Renúncia e a escolha do Colégio Eleitoral no Rio de Janeiro

 


Por Fábio Ivo Antunes

Advogado especialista em Direito Eleitoral e Membro da ABRADEP – Academia Brasileira de Direito Eleitoral e Político e integrante da Comissão de Direito Eleitoral da OAB/SP.

 


 Continuando o tema da última coluna, a sucessão ao governo do Rio de Janeiro ainda está indefinida. Sem governador, vice e Presidente da Assembleia, o atual Presidente do Tribunal de Justiça está mantido no cargo por tempo indeterminado por determinação do STF.

 A renúncia de Cláudio Castro na véspera do término do seu julgamento no TSE criou um cenário de enorme incerteza jurídica. Isso, pois, há diferença de solução para casos distintos de dupla vacância no Poder Executivo. Quando a dupla vacância se dá por motivos eleitorais antes de 06 meses do término do mandato, a eleição deve ser direta, conforme Constituição Federal. Agora, quando a dupla vacância se dá por motivos não eleitorais, como renúncia dupla, a eleição é indireta.

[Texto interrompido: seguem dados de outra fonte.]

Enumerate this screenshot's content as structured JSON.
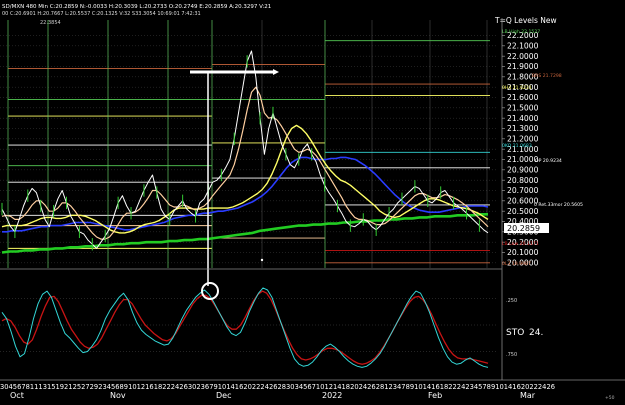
{
  "header": {
    "line1": "SD/MXN 480 Min C:20.2859 N:-0.0033 H:20.3039 L:20.2733 O:20.2749 E:20.2859 A:20.3297 V:21",
    "line2": "00 C:20.6901 H:20.7667 L:20.5537 C:20.1325 V:32 S33.3054 10:69:01 7:42:31"
  },
  "panel_title": "T=Q Levels New",
  "top_value_label": "22.3854",
  "colors": {
    "background": "#000000",
    "grid": "#5a5a5a",
    "price": "#ffffff",
    "ema_fast": "#ffcfa0",
    "ema_mid": "#ffff66",
    "ema_slow": "#2a3cff",
    "ema_long": "#22cc22",
    "stoch_k": "#33d6d6",
    "stoch_d": "#c81414",
    "current_price_box": "#ffffff"
  },
  "level_labels": [
    {
      "text": "LB High 22.1527",
      "color": "#55cc55"
    },
    {
      "text": "BRS 21.7298",
      "color": "#c8643c"
    },
    {
      "text": "0H4 21.6231",
      "color": "#ffff66"
    },
    {
      "text": "0KO 21.0683",
      "color": "#33d6d6"
    },
    {
      "text": "OP 20.9234",
      "color": "#ffffff"
    },
    {
      "text": "0 Ret.33mor 20.5605",
      "color": "#ffffff"
    },
    {
      "text": "LB Low 20.1171",
      "color": "#c81414"
    },
    {
      "text": "0L3 19.9987",
      "color": "#c8643c"
    }
  ],
  "price_axis_ticks": [
    "22.2000",
    "22.1000",
    "22.0000",
    "21.9000",
    "21.8000",
    "21.7000",
    "21.6000",
    "21.5000",
    "21.4000",
    "21.3000",
    "21.2000",
    "21.1000",
    "21.0000",
    "20.9000",
    "20.8000",
    "20.7000",
    "20.6000",
    "20.5000",
    "20.4000",
    "20.3000",
    "20.2000",
    "20.1000",
    "20.0000"
  ],
  "current_price": "20.2859",
  "stoch": {
    "label": "STO",
    "value": "24.",
    "ticks": [
      ".250",
      ".750"
    ]
  },
  "date_axis": {
    "day_digits": "3045678111315192125272923456891012161822242630236791014162022242628303456710121418202426281234789101416182224234578910141620222426",
    "month_labels": [
      "Oct",
      "Nov",
      "Dec",
      "2022",
      "Feb",
      "Mar"
    ],
    "corner_label": "+50"
  },
  "chart_data": {
    "type": "line",
    "title": "SD/MXN 480 Min",
    "xlabel": "",
    "ylabel": "",
    "x_months": [
      "Oct",
      "Nov",
      "Dec",
      "2022",
      "Feb",
      "Mar"
    ],
    "ylim": [
      19.95,
      22.35
    ],
    "grid": true,
    "series": [
      {
        "name": "price",
        "values": [
          20.52,
          20.44,
          20.35,
          20.3,
          20.42,
          20.55,
          20.65,
          20.72,
          20.68,
          20.55,
          20.42,
          20.35,
          20.5,
          20.62,
          20.7,
          20.58,
          20.45,
          20.38,
          20.3,
          20.28,
          20.22,
          20.18,
          20.14,
          20.2,
          20.26,
          20.33,
          20.45,
          20.58,
          20.65,
          20.55,
          20.48,
          20.5,
          20.6,
          20.7,
          20.78,
          20.85,
          20.68,
          20.52,
          20.45,
          20.42,
          20.5,
          20.55,
          20.6,
          20.52,
          20.48,
          20.45,
          20.58,
          20.62,
          20.7,
          20.78,
          20.8,
          20.85,
          20.92,
          21.0,
          21.2,
          21.45,
          21.7,
          21.95,
          22.05,
          21.8,
          21.4,
          21.05,
          21.3,
          21.45,
          21.3,
          21.15,
          21.05,
          20.95,
          20.92,
          21.0,
          21.1,
          21.15,
          21.05,
          20.98,
          20.85,
          20.75,
          20.68,
          20.62,
          20.55,
          20.48,
          20.4,
          20.36,
          20.35,
          20.38,
          20.42,
          20.4,
          20.35,
          20.32,
          20.36,
          20.42,
          20.48,
          20.52,
          20.58,
          20.62,
          20.66,
          20.7,
          20.74,
          20.72,
          20.66,
          20.6,
          20.58,
          20.62,
          20.68,
          20.7,
          20.64,
          20.58,
          20.55,
          20.52,
          20.48,
          20.44,
          20.4,
          20.36,
          20.32,
          20.29
        ]
      },
      {
        "name": "",
        "values": [
          20.45,
          20.46,
          20.45,
          20.42,
          20.42,
          20.45,
          20.5,
          20.56,
          20.6,
          20.6,
          20.56,
          20.5,
          20.5,
          20.53,
          20.58,
          20.58,
          20.55,
          20.5,
          20.44,
          20.39,
          20.34,
          20.29,
          20.25,
          20.23,
          20.23,
          20.25,
          20.3,
          20.37,
          20.44,
          20.48,
          20.48,
          20.49,
          20.52,
          20.57,
          20.63,
          20.7,
          20.7,
          20.66,
          20.61,
          20.56,
          20.54,
          20.54,
          20.56,
          20.55,
          20.53,
          20.51,
          20.53,
          20.55,
          20.59,
          20.65,
          20.7,
          20.75,
          20.8,
          20.85,
          20.95,
          21.1,
          21.28,
          21.48,
          21.65,
          21.7,
          21.62,
          21.45,
          21.4,
          21.41,
          21.38,
          21.32,
          21.25,
          21.17,
          21.1,
          21.07,
          21.08,
          21.1,
          21.08,
          21.04,
          20.98,
          20.91,
          20.84,
          20.77,
          20.7,
          20.63,
          20.55,
          20.49,
          20.44,
          20.42,
          20.42,
          20.41,
          20.39,
          20.37,
          20.37,
          20.38,
          20.41,
          20.45,
          20.49,
          20.53,
          20.57,
          20.61,
          20.65,
          20.67,
          20.67,
          20.65,
          20.63,
          20.63,
          20.64,
          20.66,
          20.65,
          20.63,
          20.61,
          20.58,
          20.55,
          20.51,
          20.47,
          20.43,
          20.39,
          20.35
        ]
      },
      {
        "name": "",
        "values": [
          20.35,
          20.36,
          20.36,
          20.36,
          20.36,
          20.37,
          20.39,
          20.41,
          20.43,
          20.44,
          20.44,
          20.43,
          20.43,
          20.44,
          20.46,
          20.46,
          20.46,
          20.45,
          20.43,
          20.41,
          20.38,
          20.35,
          20.32,
          20.3,
          20.29,
          20.29,
          20.3,
          20.32,
          20.35,
          20.37,
          20.38,
          20.39,
          20.41,
          20.44,
          20.47,
          20.51,
          20.53,
          20.53,
          20.53,
          20.52,
          20.52,
          20.52,
          20.53,
          20.53,
          20.53,
          20.53,
          20.53,
          20.54,
          20.56,
          20.58,
          20.61,
          20.64,
          20.67,
          20.71,
          20.77,
          20.86,
          20.97,
          21.1,
          21.22,
          21.3,
          21.33,
          21.3,
          21.25,
          21.18,
          21.1,
          21.02,
          20.95,
          20.89,
          20.84,
          20.8,
          20.78,
          20.75,
          20.71,
          20.67,
          20.63,
          20.59,
          20.55,
          20.5,
          20.47,
          20.45,
          20.44,
          20.45,
          20.48,
          20.51,
          20.54,
          20.57,
          20.6,
          20.62,
          20.62,
          20.61,
          20.59,
          20.57,
          20.55,
          20.54,
          20.53,
          20.52,
          20.5,
          20.48,
          20.45,
          20.42
        ]
      },
      {
        "name": "",
        "values": [
          20.3,
          20.3,
          20.31,
          20.31,
          20.31,
          20.32,
          20.33,
          20.34,
          20.35,
          20.35,
          20.36,
          20.36,
          20.36,
          20.37,
          20.38,
          20.39,
          20.39,
          20.39,
          20.39,
          20.38,
          20.37,
          20.36,
          20.35,
          20.34,
          20.33,
          20.32,
          20.32,
          20.33,
          20.34,
          20.35,
          20.36,
          20.37,
          20.38,
          20.39,
          20.41,
          20.43,
          20.44,
          20.45,
          20.46,
          20.46,
          20.47,
          20.48,
          20.48,
          20.49,
          20.5,
          20.5,
          20.51,
          20.52,
          20.53,
          20.55,
          20.57,
          20.59,
          20.62,
          20.65,
          20.69,
          20.74,
          20.8,
          20.86,
          20.92,
          20.97,
          21.0,
          21.02,
          21.02,
          21.01,
          21.0,
          21.0,
          21.0,
          21.01,
          21.01,
          21.02,
          21.02,
          21.01,
          21.0,
          20.97,
          20.94,
          20.9,
          20.86,
          20.81,
          20.76,
          20.71,
          20.66,
          20.62,
          20.58,
          20.55,
          20.53,
          20.51,
          20.5,
          20.49,
          20.49,
          20.49,
          20.5,
          20.51,
          20.52,
          20.53,
          20.54,
          20.55,
          20.55,
          20.55,
          20.55,
          20.54
        ]
      },
      {
        "name": "",
        "values": [
          20.1,
          20.11,
          20.11,
          20.12,
          20.12,
          20.13,
          20.13,
          20.14,
          20.14,
          20.15,
          20.15,
          20.16,
          20.16,
          20.17,
          20.17,
          20.18,
          20.18,
          20.19,
          20.19,
          20.2,
          20.2,
          20.2,
          20.21,
          20.21,
          20.22,
          20.22,
          20.23,
          20.23,
          20.24,
          20.25,
          20.26,
          20.27,
          20.28,
          20.29,
          20.31,
          20.32,
          20.33,
          20.34,
          20.35,
          20.36,
          20.36,
          20.37,
          20.37,
          20.38,
          20.38,
          20.39,
          20.39,
          20.4,
          20.4,
          20.41,
          20.41,
          20.42,
          20.42,
          20.43,
          20.43,
          20.44,
          20.44,
          20.45,
          20.45,
          20.45,
          20.46,
          20.46,
          20.46,
          20.47,
          20.47
        ]
      }
    ],
    "stochastic": {
      "k": [
        620,
        560,
        440,
        300,
        200,
        230,
        380,
        560,
        700,
        790,
        820,
        760,
        640,
        520,
        420,
        380,
        330,
        280,
        240,
        250,
        300,
        360,
        450,
        560,
        640,
        700,
        760,
        800,
        740,
        620,
        520,
        450,
        410,
        380,
        350,
        330,
        310,
        320,
        380,
        470,
        560,
        640,
        700,
        760,
        800,
        830,
        790,
        720,
        640,
        560,
        480,
        420,
        400,
        430,
        520,
        630,
        720,
        800,
        850,
        830,
        760,
        640,
        520,
        400,
        280,
        180,
        130,
        110,
        120,
        150,
        200,
        260,
        300,
        320,
        290,
        250,
        200,
        160,
        130,
        110,
        100,
        110,
        140,
        180,
        230,
        300,
        380,
        460,
        540,
        620,
        700,
        770,
        820,
        800,
        720,
        620,
        500,
        380,
        280,
        200,
        150,
        130,
        140,
        170,
        190,
        160,
        130,
        110,
        100
      ],
      "d": [
        540,
        560,
        540,
        480,
        400,
        340,
        320,
        360,
        460,
        580,
        680,
        760,
        770,
        720,
        630,
        540,
        460,
        400,
        340,
        300,
        280,
        290,
        320,
        380,
        460,
        540,
        620,
        690,
        740,
        740,
        700,
        630,
        560,
        500,
        460,
        420,
        390,
        360,
        350,
        370,
        420,
        490,
        560,
        630,
        700,
        750,
        780,
        780,
        750,
        690,
        620,
        550,
        490,
        460,
        460,
        500,
        570,
        650,
        730,
        790,
        820,
        800,
        740,
        650,
        550,
        450,
        360,
        280,
        220,
        180,
        170,
        180,
        200,
        230,
        260,
        280,
        280,
        270,
        250,
        220,
        190,
        160,
        140,
        130,
        140,
        160,
        190,
        240,
        300,
        370,
        440,
        520,
        590,
        660,
        720,
        760,
        770,
        740,
        680,
        600,
        510,
        420,
        340,
        270,
        220,
        190,
        180,
        180,
        180,
        170,
        160,
        150,
        140
      ]
    }
  }
}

 Para esclarecer: cassação da chapa/diploma é motivo eleitoral. Renúncia não é motivo eleitoral.

 E aí está o nó a ser desembaraçado pelo Judiciário. Ao renunciar na véspera do julgamento, já sabendo que tinha 02 votos a favor da sua cassação, Castro renunciou.

O julgamento ocorreu e sua cassação perdeu o objeto, haja vista que ele já havia renunciado, mantida sua inelegibilidade por 08 anos. Mas o TSE, quando iniciou o julgamento ainda em 2025, não vislumbrava uma renúncia. Logo, o voto da relatora e o primeiro que a acompanhou, deixaram de determinar a forma como deveria ser escolhido o sucessor. O TSE teve que editar por 03 vezes a Ata de Julgamento para esclarecer o resultado, ilustrando a confusão jurídica.

 Ao renunciar, o ex-governador “escolheu” que sua sucessão para o mandato tampão (até 31/12/2026) seria realizada de forma indireta pelos Deputados Estaduais da ALERJ.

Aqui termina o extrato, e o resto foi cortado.